The Mithraic cult preferred to conduct their worship in secretive temples called Mithraeums, which were made to resemble natural caves, like the cave wherein Mithras performed the cosmic tauroctony. Members would perform initiatory rituals to confirm levels of knowledge and spiritual development, and they were divided into seven ranks – all members were expected to pass through the first four ranks (Corax, Nymphus, Miles, and Leo) while only a few might pass through the rest (Perses, Heliodromus, and Pater). The Mithraic cult became very popular in Rome over the years, gaining many followers among the lower classes, the military, and eventually even among the upper classes. Because of its growing popularity, the Mithraic cult was once a considerable rival to the Christian faith, but unlike Christianity it was also primarily disadvantaged by the fact that only men could adhere to it – women were not allowed to join the Mithraic cult. Ultimately, the Roman emperor Constantine converted to Christianity, and years later Rome endorsed Christianity as the state religion, thus bringing an end to the cult of Mithras. At this time, many of Mithras’ followers began to abandon his worship in order to please the Roman emperor, and the old Mithraeums were abandoned, desecrated, and destroyed – such destruction would undoubtedly have been encouraged by the Christian church, who viewed the Mithraic cult – along with every religion other than their own – as false and blasphemous.

Mithras is nowadays compared to Jesus of Nazareth, believed to be one of the deities that inspired his whole concept. Mithras and Jesus may have a few superficial similairities, but it’s important to remember some key differences: Jesus didn’t create the world through an act of sacrifice (also, in the Christian belief, the creator of the universe is still Yahweh/Jehovah; Jesus had nothing to do with the act of creation), Mithras was never born out of a “virgin” woman impregnated by a divine party (he was born out of a rock), Jesus was a human revolutionary who claimed ti be the son of “God” as opposed to being a full-blown deity, Mithras was not born in a manger, and Jesus, according to the Bible, cannot be confirmed as being born on the winter solstice – that was the product of the Christian church co-opting pre-Christian traditions in order to gain converts. Also, in the Mithraic cult, other deities could be worshiped alongside Mithras, while Jesus championed the monotheism of the Jewish religion, and the Christian religion based around him only allowed the worship of one deity, barring all others.
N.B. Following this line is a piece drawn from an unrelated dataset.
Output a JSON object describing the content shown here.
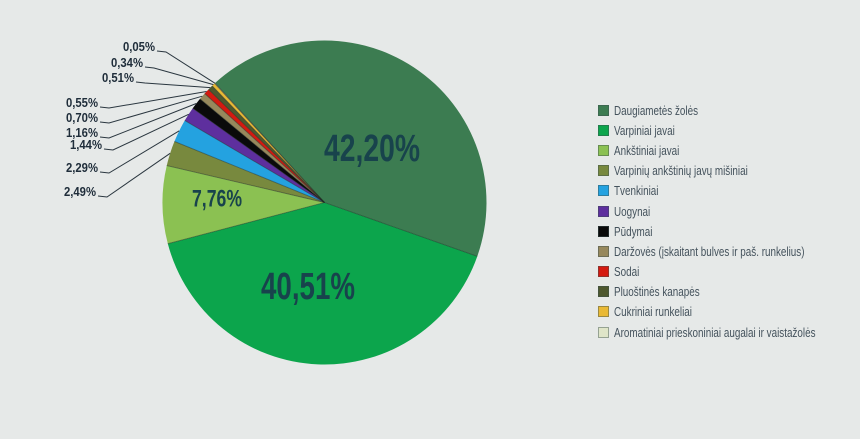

Mithras seems to have been a very ancient and very potent force of light. I find myself interested in his deep-seated connection to the sun, with justice, with the contract, with cosmic struggle, and the masculine warrior archetype, all of which makes him that potent an archetype of light. Considering those who read my blog usually know me in relation to the forces of darkness, this is kind of refreshing. But then, I like the Sun, and Mithras is a very interesting deity associated with the powers of the sun.